Читаем А. П. Чехов в воспоминаниях современников полностью

А я тебе говорю, что этого не может быть! Чехов? Нет! Или эти негодяи там что-нибудь напутали, или... я не знаю что! Но, во всяком случае, нельзя же этого так оста­вить. Надо выяснить.

Как?

Поедем сейчас туда... Я войду и все выясню. Воз­можно, он уже дома.

Но я... я ни за что не хочу его видеть!

Хочешь, я ему скажу? Что сказать?

Не знаю. Сейчас ничего не знаю. Не ходи к нему, ничего не говори. Только справься...

Но Чехов так поступить не мог! Тут не Суворин, а какая-нибудь важная причина. Ну, едем!

А твои гости?

Повеселятся и без меня. Няня их накормит...

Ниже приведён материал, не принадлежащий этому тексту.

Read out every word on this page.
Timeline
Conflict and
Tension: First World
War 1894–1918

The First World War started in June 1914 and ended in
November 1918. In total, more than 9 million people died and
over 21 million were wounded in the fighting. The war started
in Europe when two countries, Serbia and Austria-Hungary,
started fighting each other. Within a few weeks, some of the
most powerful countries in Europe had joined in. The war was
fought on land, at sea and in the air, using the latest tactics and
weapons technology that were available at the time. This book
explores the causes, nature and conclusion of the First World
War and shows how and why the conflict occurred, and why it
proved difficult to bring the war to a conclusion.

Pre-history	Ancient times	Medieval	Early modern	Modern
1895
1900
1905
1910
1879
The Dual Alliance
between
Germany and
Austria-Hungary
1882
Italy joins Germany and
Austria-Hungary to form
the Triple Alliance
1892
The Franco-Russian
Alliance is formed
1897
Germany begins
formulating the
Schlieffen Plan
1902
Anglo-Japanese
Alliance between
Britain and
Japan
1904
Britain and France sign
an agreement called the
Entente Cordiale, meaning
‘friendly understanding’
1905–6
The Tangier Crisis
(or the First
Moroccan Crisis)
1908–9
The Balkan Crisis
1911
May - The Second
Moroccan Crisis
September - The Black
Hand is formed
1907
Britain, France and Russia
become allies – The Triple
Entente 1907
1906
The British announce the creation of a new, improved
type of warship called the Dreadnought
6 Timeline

Но мы не поехали, а пошли пешком, хотя с Плющихи до «Московской» очень далеко. Погода была такая весенняя, воздух такой упоительный! Только что прошел небольшой дождь, и казалось, даже камни мостовой стали душистыми. Снегу уже нигде не было, весна в этом году была ранняя. Говорили, что уже прошла река.

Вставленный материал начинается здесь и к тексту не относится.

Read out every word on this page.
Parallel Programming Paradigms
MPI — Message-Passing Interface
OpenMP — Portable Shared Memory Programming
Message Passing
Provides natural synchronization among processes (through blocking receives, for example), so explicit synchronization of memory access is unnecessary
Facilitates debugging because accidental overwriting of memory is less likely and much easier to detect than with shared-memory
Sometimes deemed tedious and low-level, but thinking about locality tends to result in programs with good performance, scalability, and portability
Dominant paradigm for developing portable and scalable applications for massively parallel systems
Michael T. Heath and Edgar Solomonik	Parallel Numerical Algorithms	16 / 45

Мы шли и говорили про Антона Павловича.

Пойми, Алеша, — убеждала я. — С тех пор, как я узнала, что люблю его, я только мучилась, только боролась, только старалась избавиться от этой любви. Я по-прежне­му, нет! больше прежнего привязалась к Мише, а про детей... Ну, ты сам знаешь, что для меня дети! Видишь ли, я жила обыкновенной женской жизнью, пока не взошло для меня это солнце. Но когда оно взошло... Ты осуждаешь меня? Но подумай: если бы я полюбила бы какого-нибудь Коку, так как он красивей, веселей, забавней Миши — я презирала бы себя. И случись такая гадость, неужели было бы трудно избавиться от нее? Надо только порвать сразу, не видеть, не слышать. Могу ли я это с Чеховым? Ведь он всюду. Тогда не надо ни читать, ни бывать в театре, ни слушать разговоров. Где его нет? Как от него уйти? А если нельзя, все равно нельзя, то как отказаться от того, что он дает мне? Пусть это мучительно, пусть отравлено, но то, что я имею от него, — это счастье! Его письма, его вни­мание, его голос, его глаза, устремленные на меня, о, какое это счастье! Иногда, вообрази, мне кажется, что он любит меня. Да, это случается, и тогда... Ну, тогда еще большая мука. Но какое счастье! Какое счастье! Видишь, я все говорю: счастье, а разве я счастлива? Это, знаешь, как улыбка на заплаканном лице. Нет, конечно, он меня не любит, но он знает, что я его люблю, и это ему не неприятно. Все-таки это связывает нас, все-таки это какая-то близость. За что осуждать меня, если я никому, никому зла не делаю, ни у кого ничего не отнимаю? В чем я виновата?

Да кто же говорит?.. — горячо протестовал Алеша.

Миша говорит: все мужчины более или менее свиньи. Разве его можно приравнивать ко всем? Ни к кому я бы в гостиницу не поехала ни за что, а к нему поехала, потому что нет человека чище, выше, благороднее, чем он.

Алеша сказал:

И сегодня, ты увидишь, он не виноват...

Алеша вошел в гостиницу один, но пробыл там недолго. Взял меня под руку, и мы пошли обратно.

Не вернулся, — сказал о н . — Говорят, приехал боль­ной. Завтра еще справлюсь.

Опять стал накрапывать дождь и скоро пошел редкий, но крупный. Стало как будто еще теплей и ароматнее.

На другой день пришел Алеша и сообщил, что Антон Павлович серьезно заболел и его отвезли в клинику.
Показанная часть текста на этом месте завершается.